Leadership: No, You Can't Have That


December 14,2008: Cambodia has been forced to back plans to increase its military budget from $160 million to nearly $500 million. This is because about half the government budget comes from foreign aid, and the donors were not willing to see their contributions diverted to military use. The reason for the initial boost in the defense budget was a recent border dispute with Thailand. This border confrontation is still going on, and Cambodia feels vulnerable.

Thailand has 300,000 troops in its armed forces, Cambodia only 100,000. The confrontation on the border made it clear to the Cambodians that they would likely lose any war with Thailand. Increasing the defense budget won't change that, and peace talks to settle the matter continue. Even if Cambodia increased its annual military budget to $500 million, Thailand spends more than six times that, and has done so for decades.

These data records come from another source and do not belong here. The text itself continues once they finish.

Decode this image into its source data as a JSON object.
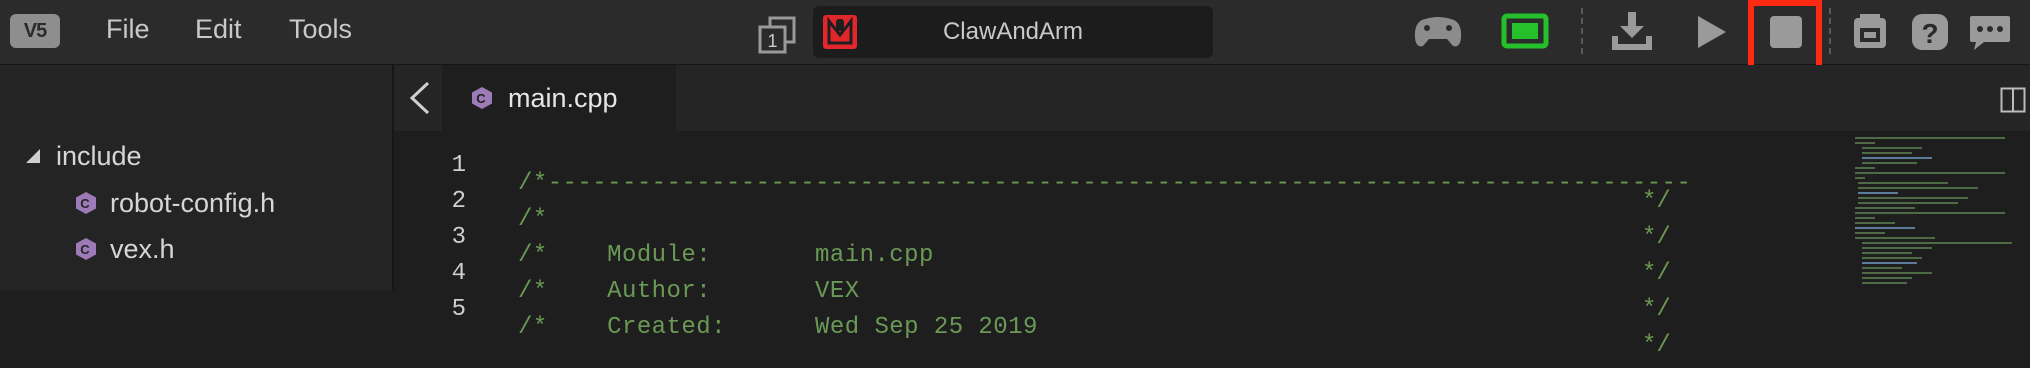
{
  "menu": {
    "logo_text": "V5",
    "items": [
      "File",
      "Edit",
      "Tools"
    ]
  },
  "project": {
    "name": "ClawAndArm",
    "slot_number": "1"
  },
  "toolbar": {
    "icons": [
      "controller-icon",
      "brain-icon",
      "download-icon",
      "play-icon",
      "stop-icon",
      "devices-icon",
      "help-icon",
      "feedback-icon"
    ],
    "highlighted": "stop-icon",
    "colors": {
      "brain": "#25c02b",
      "highlight": "#ff2a12",
      "slot": "#e2272c"
    }
  },
  "explorer": {
    "folder": "include",
    "files": [
      "robot-config.h",
      "vex.h"
    ]
  },
  "editor": {
    "tab_label": "main.cpp",
    "lines": [
      {
        "num": "1",
        "text": "/*-----------------------------------------------------------------------------",
        "end": "*/"
      },
      {
        "num": "2",
        "text": "/*",
        "end": "*/"
      },
      {
        "num": "3",
        "text": "/*    Module:       main.cpp",
        "end": "*/"
      },
      {
        "num": "4",
        "text": "/*    Author:       VEX",
        "end": "*/"
      },
      {
        "num": "5",
        "text": "/*    Created:      Wed Sep 25 2019",
        "end": "*/"
      }
    ]
  }
}
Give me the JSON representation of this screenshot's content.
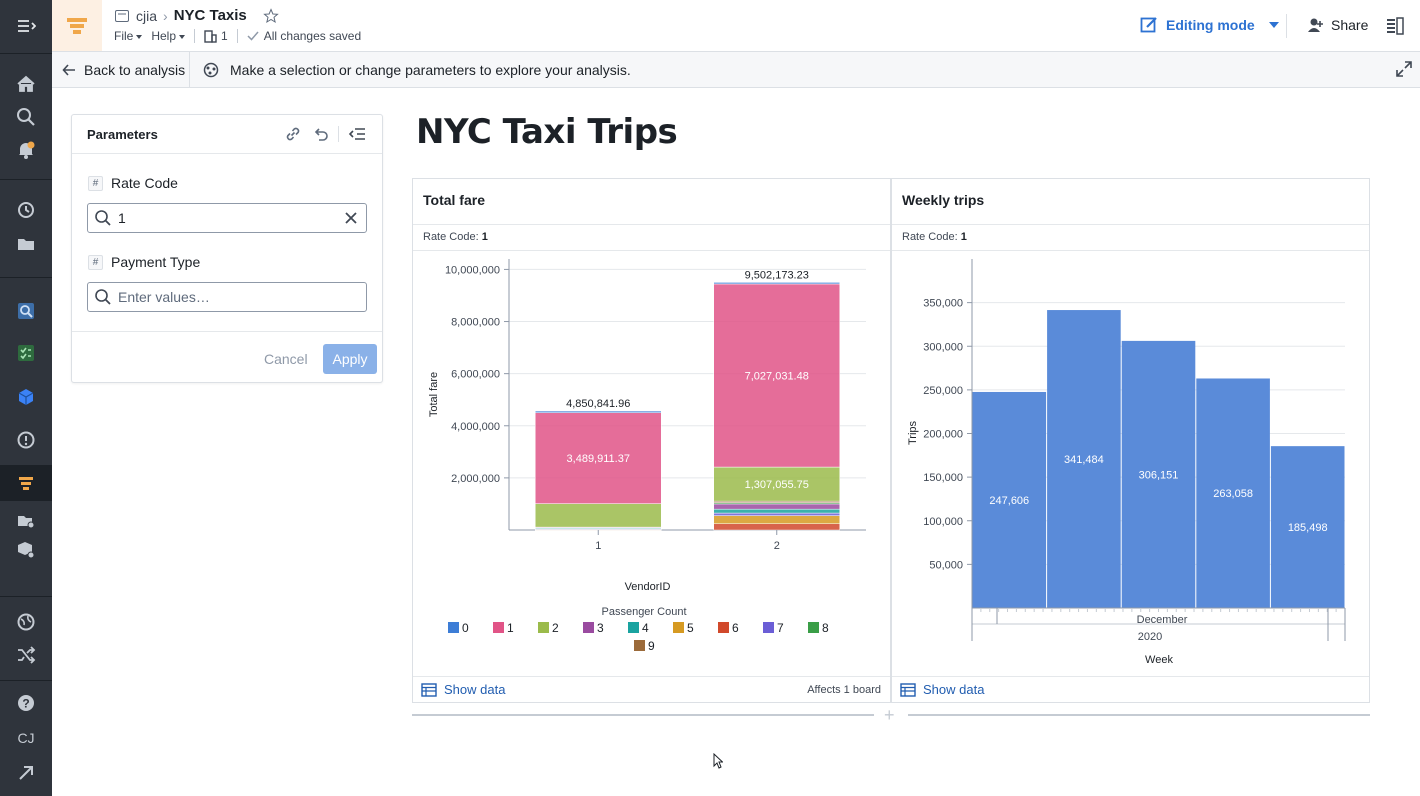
{
  "header": {
    "folder": "cjia",
    "title": "NYC Taxis",
    "menu_file": "File",
    "menu_help": "Help",
    "user_count": "1",
    "save_status": "All changes saved",
    "mode": "Editing mode",
    "share": "Share"
  },
  "rail": {
    "user_initials": "CJ"
  },
  "bar": {
    "back": "Back to analysis",
    "hint": "Make a selection or change parameters to explore your analysis."
  },
  "parameters": {
    "title": "Parameters",
    "rate_code_label": "Rate Code",
    "rate_code_value": "1",
    "payment_type_label": "Payment Type",
    "payment_type_placeholder": "Enter values…",
    "cancel": "Cancel",
    "apply": "Apply"
  },
  "page": {
    "title": "NYC Taxi Trips"
  },
  "fare_card": {
    "title": "Total fare",
    "filter_label": "Rate Code:",
    "filter_value": "1",
    "show_data": "Show data",
    "affects": "Affects 1 board"
  },
  "weekly_card": {
    "title": "Weekly trips",
    "filter_label": "Rate Code:",
    "filter_value": "1",
    "show_data": "Show data"
  },
  "colors": {
    "accent": "#2d72d2",
    "bar_blue": "#5a8bd9",
    "pc0": "#3d7dd6",
    "pc1": "#e15487",
    "pc2": "#9bbb4b",
    "pc3": "#9a4ba0",
    "pc4": "#1aa3a0",
    "pc5": "#d69a22",
    "pc6": "#d1492b",
    "pc7": "#6b5ed6",
    "pc8": "#3a9e47",
    "pc9": "#9b6a3a"
  },
  "chart_data": [
    {
      "type": "bar",
      "stacked": true,
      "title": "Total fare",
      "xlabel": "VendorID",
      "ylabel": "Total fare",
      "legend_title": "Passenger Count",
      "legend_position": "bottom",
      "grid": true,
      "ylim": [
        0,
        10400000
      ],
      "yticks": [
        "2,000,000",
        "4,000,000",
        "6,000,000",
        "8,000,000",
        "10,000,000"
      ],
      "categories": [
        "1",
        "2"
      ],
      "series": [
        {
          "name": "0",
          "values": [
            65000,
            60000
          ],
          "color": "#3d7dd6"
        },
        {
          "name": "1",
          "values": [
            3489911.37,
            7027031.48
          ],
          "color": "#e15487"
        },
        {
          "name": "2",
          "values": [
            900000,
            1307055.75
          ],
          "color": "#9bbb4b"
        },
        {
          "name": "3",
          "values": [
            30000,
            200000
          ],
          "color": "#9a4ba0"
        },
        {
          "name": "4",
          "values": [
            35000,
            150000
          ],
          "color": "#1aa3a0"
        },
        {
          "name": "5",
          "values": [
            12000,
            310000
          ],
          "color": "#d69a22"
        },
        {
          "name": "6",
          "values": [
            8000,
            240000
          ],
          "color": "#d1492b"
        },
        {
          "name": "7",
          "values": [
            26000,
            100000
          ],
          "color": "#6b5ed6"
        },
        {
          "name": "8",
          "values": [
            0,
            50000
          ],
          "color": "#3a9e47"
        },
        {
          "name": "9",
          "values": [
            0,
            58000
          ],
          "color": "#9b6a3a"
        }
      ],
      "totals": [
        "4,850,841.96",
        "9,502,173.23"
      ],
      "segment_labels": [
        {
          "category": "1",
          "series": "1",
          "label": "3,489,911.37"
        },
        {
          "category": "2",
          "series": "1",
          "label": "7,027,031.48"
        },
        {
          "category": "2",
          "series": "2",
          "label": "1,307,055.75"
        }
      ]
    },
    {
      "type": "bar",
      "title": "Weekly trips",
      "xlabel": "Week",
      "ylabel": "Trips",
      "grid": true,
      "ylim": [
        0,
        400000
      ],
      "yticks": [
        "50,000",
        "100,000",
        "150,000",
        "200,000",
        "250,000",
        "300,000",
        "350,000"
      ],
      "axis_month": "December",
      "axis_year": "2020",
      "values": [
        247606,
        341484,
        306151,
        263058,
        185498
      ],
      "labels": [
        "247,606",
        "341,484",
        "306,151",
        "263,058",
        "185,498"
      ],
      "color": "#5a8bd9"
    }
  ]
}
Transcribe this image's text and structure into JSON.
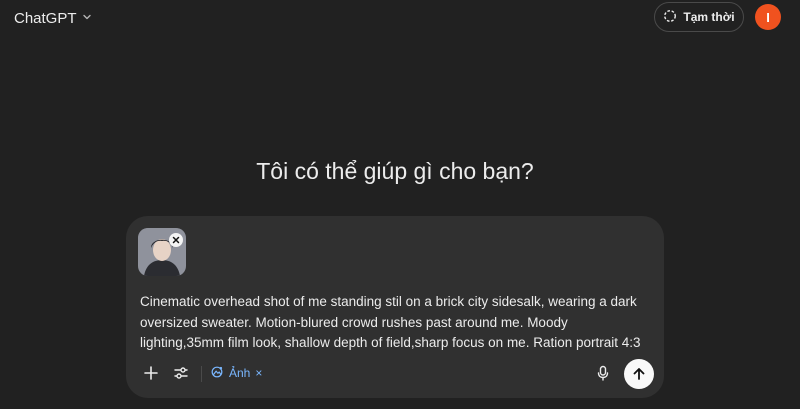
{
  "header": {
    "model_name": "ChatGPT",
    "temporary_label": "Tạm thời",
    "avatar_initial": "I"
  },
  "main": {
    "heading": "Tôi có thể giúp gì cho bạn?"
  },
  "composer": {
    "prompt": "Cinematic overhead shot of me standing stil on a brick city sidesalk, wearing a dark oversized sweater. Motion-blured crowd rushes past around me. Moody lighting,35mm film look, shallow depth of field,sharp focus on me. Ration portrait 4:3",
    "tool_chip_label": "Ảnh",
    "tool_chip_close": "×"
  },
  "colors": {
    "background": "#212121",
    "composer": "#303030",
    "avatar": "#f0521f",
    "chip_accent": "#7ab7ff"
  },
  "icons": [
    "chevron-down-icon",
    "dashed-circle-icon",
    "close-icon",
    "plus-icon",
    "sliders-icon",
    "image-gen-icon",
    "microphone-icon",
    "arrow-up-icon"
  ]
}
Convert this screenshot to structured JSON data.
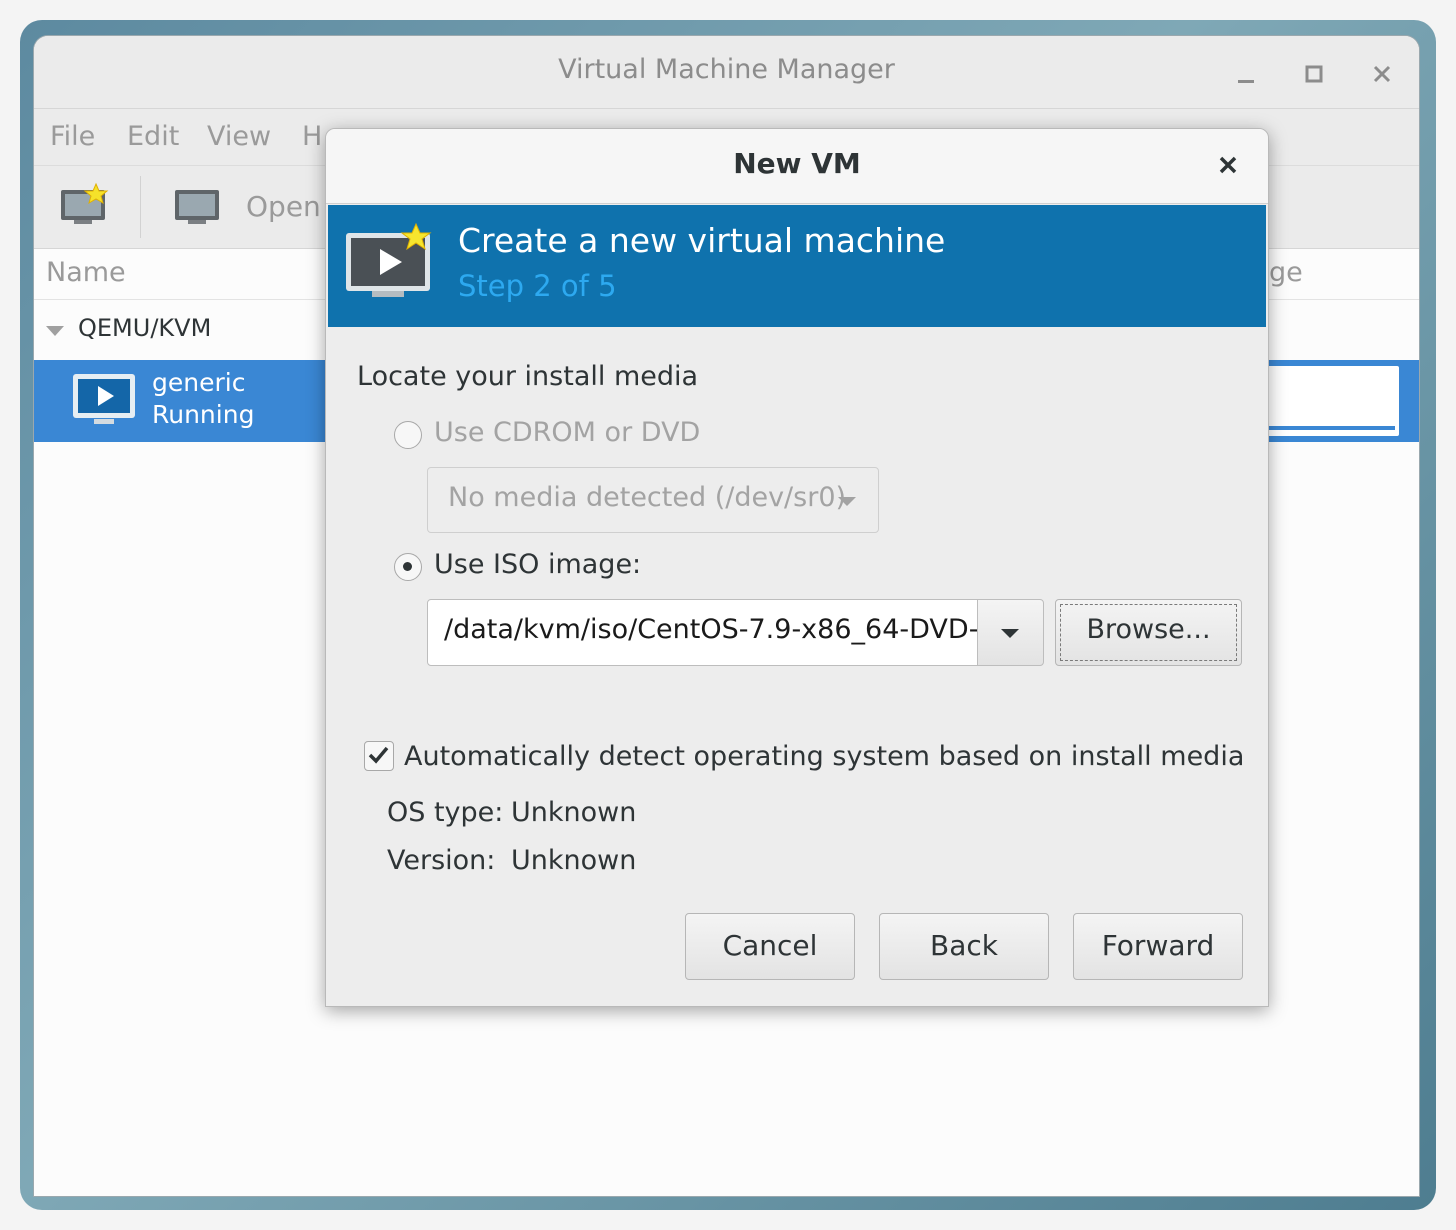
{
  "window": {
    "title": "Virtual Machine Manager"
  },
  "menu": {
    "file": "File",
    "edit": "Edit",
    "view": "View",
    "help": "H"
  },
  "toolbar": {
    "open_label": "Open"
  },
  "list": {
    "name_header": "Name",
    "partial_header": "ge",
    "group": "QEMU/KVM",
    "vm_name": "generic",
    "vm_status": "Running"
  },
  "dialog": {
    "title": "New VM",
    "banner_title": "Create a new virtual machine",
    "banner_step": "Step 2 of 5",
    "section_label": "Locate your install media",
    "cdrom_option": "Use CDROM or DVD",
    "cdrom_combo_value": "No media detected (/dev/sr0)",
    "iso_option": "Use ISO image:",
    "iso_path": "/data/kvm/iso/CentOS-7.9-x86_64-DVD-",
    "browse_label": "Browse...",
    "autodetect_label": "Automatically detect operating system based on install media",
    "autodetect_checked": true,
    "os_type_label": "OS type:",
    "os_type_value": "Unknown",
    "version_label": "Version:",
    "version_value": "Unknown",
    "cancel_label": "Cancel",
    "back_label": "Back",
    "forward_label": "Forward",
    "selected_option": "iso"
  },
  "colors": {
    "banner": "#0f72ad",
    "step_text": "#2da9f0",
    "selection": "#3a87d4"
  }
}
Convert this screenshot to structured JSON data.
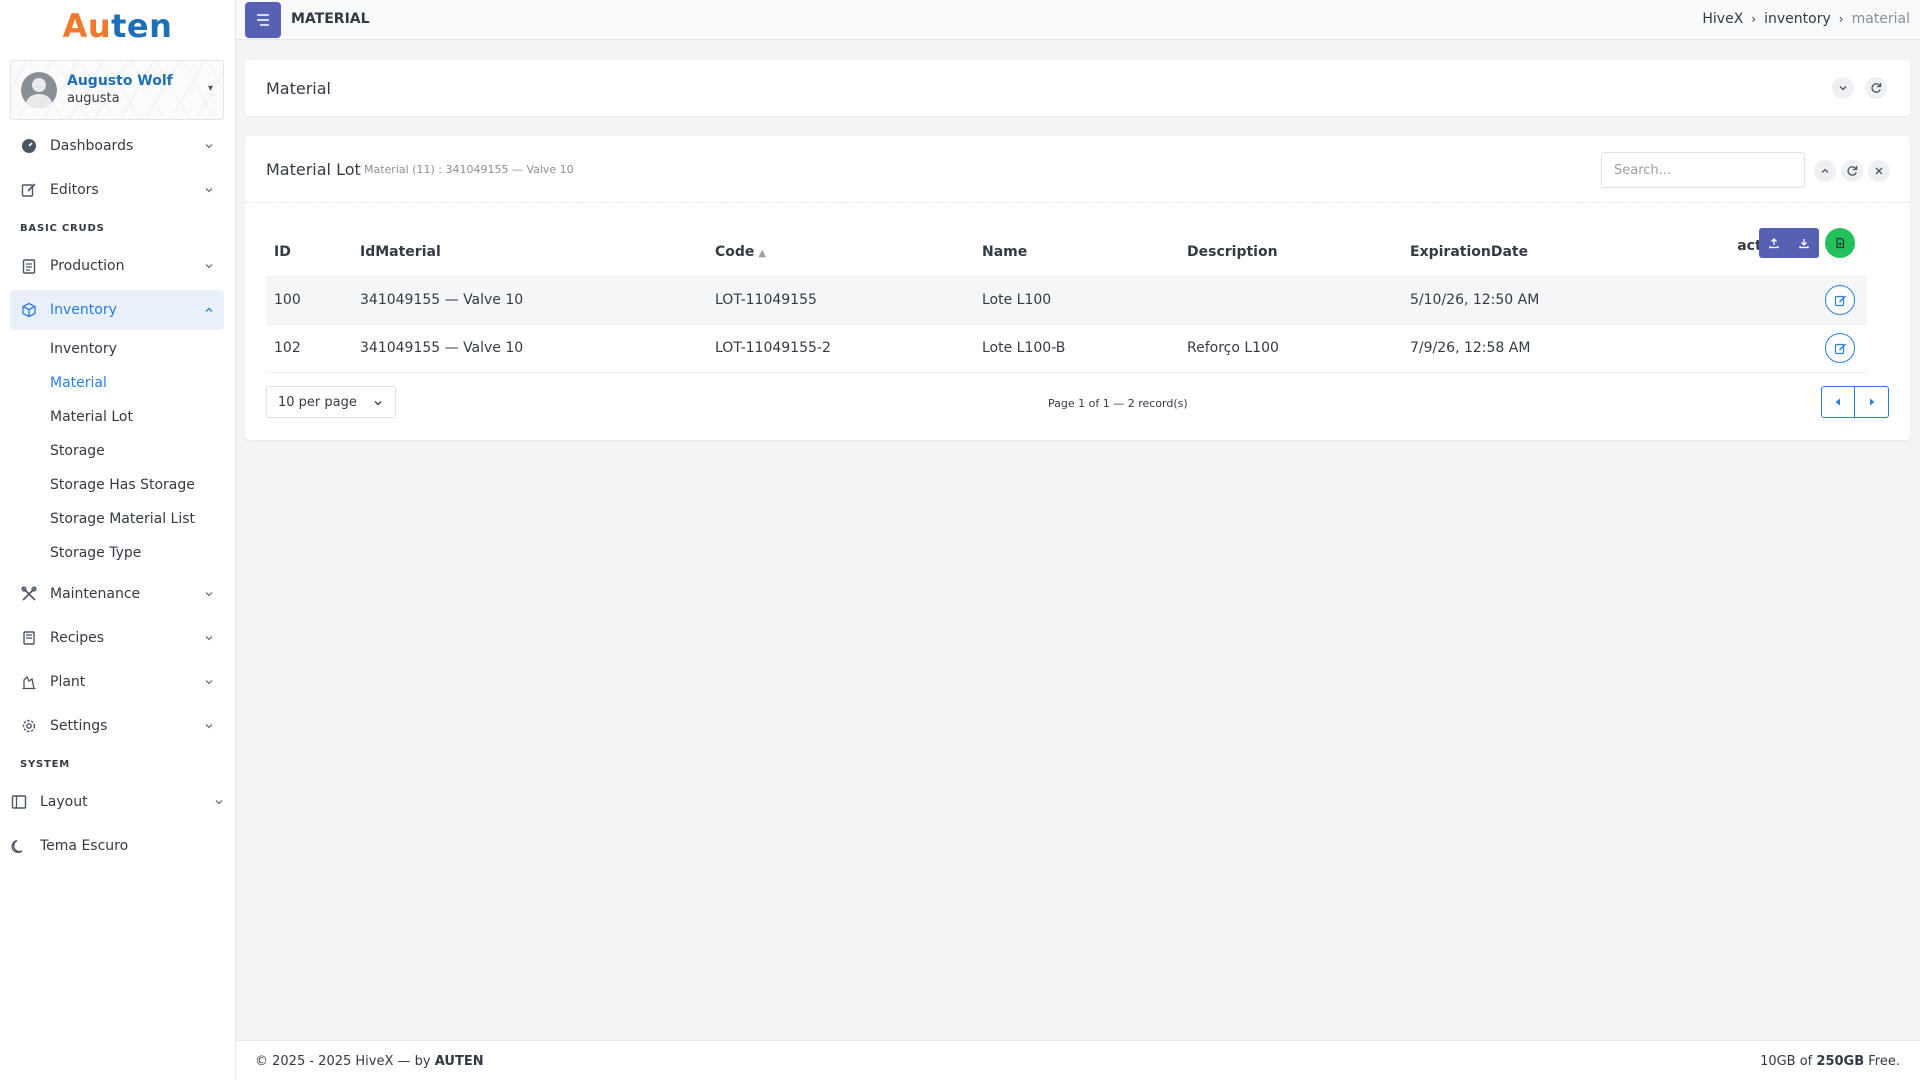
{
  "brand": {
    "logo_part1": "Au",
    "logo_part2": "ten",
    "accent": "#2a7de1",
    "logo_orange": "#f07a2c",
    "logo_blue": "#1f6fb6"
  },
  "user": {
    "name": "Augusto Wolf",
    "login": "augusta"
  },
  "sidebar": {
    "items_top": [
      {
        "label": "Dashboards",
        "icon": "gauge-icon"
      },
      {
        "label": "Editors",
        "icon": "edit-icon"
      }
    ],
    "section_basic": "BASIC CRUDS",
    "items_basic": [
      {
        "label": "Production",
        "icon": "clipboard-icon"
      },
      {
        "label": "Inventory",
        "icon": "box-icon"
      }
    ],
    "inventory_sub": [
      "Inventory",
      "Material",
      "Material Lot",
      "Storage",
      "Storage Has Storage",
      "Storage Material List",
      "Storage Type"
    ],
    "items_after": [
      {
        "label": "Maintenance",
        "icon": "tools-icon"
      },
      {
        "label": "Recipes",
        "icon": "book-icon"
      },
      {
        "label": "Plant",
        "icon": "factory-icon"
      },
      {
        "label": "Settings",
        "icon": "gear-icon"
      }
    ],
    "section_system": "SYSTEM",
    "system_items": [
      {
        "label": "Layout",
        "icon": "layout-icon"
      },
      {
        "label": "Tema Escuro",
        "icon": "moon-icon"
      }
    ]
  },
  "topbar": {
    "title": "MATERIAL",
    "breadcrumb": [
      "HiveX",
      "inventory",
      "material"
    ]
  },
  "material_card": {
    "title": "Material"
  },
  "lot_card": {
    "title": "Material Lot",
    "subtitle": "Material (11) : 341049155 — Valve 10",
    "search_placeholder": "Search...",
    "columns": [
      "ID",
      "IdMaterial",
      "Code",
      "Name",
      "Description",
      "ExpirationDate",
      "act."
    ],
    "rows": [
      {
        "id": "100",
        "idmaterial": "341049155 — Valve 10",
        "code": "LOT-11049155",
        "name": "Lote L100",
        "description": "",
        "expiration": "5/10/26, 12:50 AM"
      },
      {
        "id": "102",
        "idmaterial": "341049155 — Valve 10",
        "code": "LOT-11049155-2",
        "name": "Lote L100-B",
        "description": "Reforço L100",
        "expiration": "7/9/26, 12:58 AM"
      }
    ],
    "per_page": "10 per page",
    "page_info": "Page 1 of 1 — 2 record(s)"
  },
  "footer": {
    "left_prefix": "© 2025 - 2025 HiveX — by",
    "left_brand": "AUTEN",
    "right_prefix": "10GB of",
    "right_total": "250GB",
    "right_suffix": "Free."
  }
}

Foreign donors are also unhappy with money, donated to demobilize troops, being stolen by corrupt officials. The demobilized troops are supposed to be given retraining and severance pay, but instead got tossed off the military payroll and left to fend for themselves. Government officials are also accused of stealing foreign aid by taking money that is supposed to go to soldiers that don't exist ("ghost soldiers," an ancient technique for stealing defense funds.)

The poorly trained, paid, equipped and led Cambodian military is not good for much beyond acting as a police reserve. Meanwhile, the global depression has led foreign donors to contribute less money to Cambodia next year, and cut that even more if officials don't cut back on the stealing.